Wednesday 6 May 2015

Organisational Charts Problematic?

In some companies, ask a manager what their department does and instead of a capability model or a process model out pops the org. chart out on to to the desk. It represents to them a statement of their power and influence and the political pecking order.

The organisational chart is what a lot of people think organisational design is about. It is thought by some to be a key artifact in enterprise and business architecture. I think it has its place but probably as the last thing you do prior to implementation of transformation; certainly not the first.

Why do I feel so strongly about organisational charts?

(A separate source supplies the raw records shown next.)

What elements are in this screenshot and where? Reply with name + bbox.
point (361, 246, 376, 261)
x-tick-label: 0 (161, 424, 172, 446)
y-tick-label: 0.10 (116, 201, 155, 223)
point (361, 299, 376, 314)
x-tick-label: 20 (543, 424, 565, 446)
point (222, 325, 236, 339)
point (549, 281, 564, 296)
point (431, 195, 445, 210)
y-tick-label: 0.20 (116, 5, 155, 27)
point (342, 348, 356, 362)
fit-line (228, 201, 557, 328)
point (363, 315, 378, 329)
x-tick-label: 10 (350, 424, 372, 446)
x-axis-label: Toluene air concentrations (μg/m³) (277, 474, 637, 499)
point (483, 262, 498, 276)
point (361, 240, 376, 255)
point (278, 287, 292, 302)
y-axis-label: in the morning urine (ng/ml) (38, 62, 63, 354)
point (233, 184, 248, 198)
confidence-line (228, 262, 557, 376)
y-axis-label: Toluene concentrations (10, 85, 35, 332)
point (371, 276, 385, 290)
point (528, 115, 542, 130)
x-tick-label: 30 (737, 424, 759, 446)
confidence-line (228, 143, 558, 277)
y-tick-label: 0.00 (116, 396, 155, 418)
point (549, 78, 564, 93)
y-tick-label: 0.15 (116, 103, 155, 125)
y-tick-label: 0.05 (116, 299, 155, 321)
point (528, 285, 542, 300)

  • They often perpetuates the "AS IS" by not disconnecting today and today's politics by inhibiting the lifting of thinking up into conceptual models.
  • Thinking devoid of current players and organisational structures helps to identify root definitions, prior to evaluating the needs of tomorrow and then designing the new physical model with its new organisation fit for new strategies/ goals supporting by the redefined capabilities  and business services to satisfy the new customer experience.
  • If you focus on the org chart in designing the future accountability and control will be divided out based on current personalities and their influence, not on what should logically be wrapped in a functional container. 

Many organisational designs seem illogical until you realise they represented the growth in a personalities power and the "land grab" in the past as they climbed up the corporate ladder.

Leave a "TO BE" organisational chart as late as possible in my view, as it constrains thinking.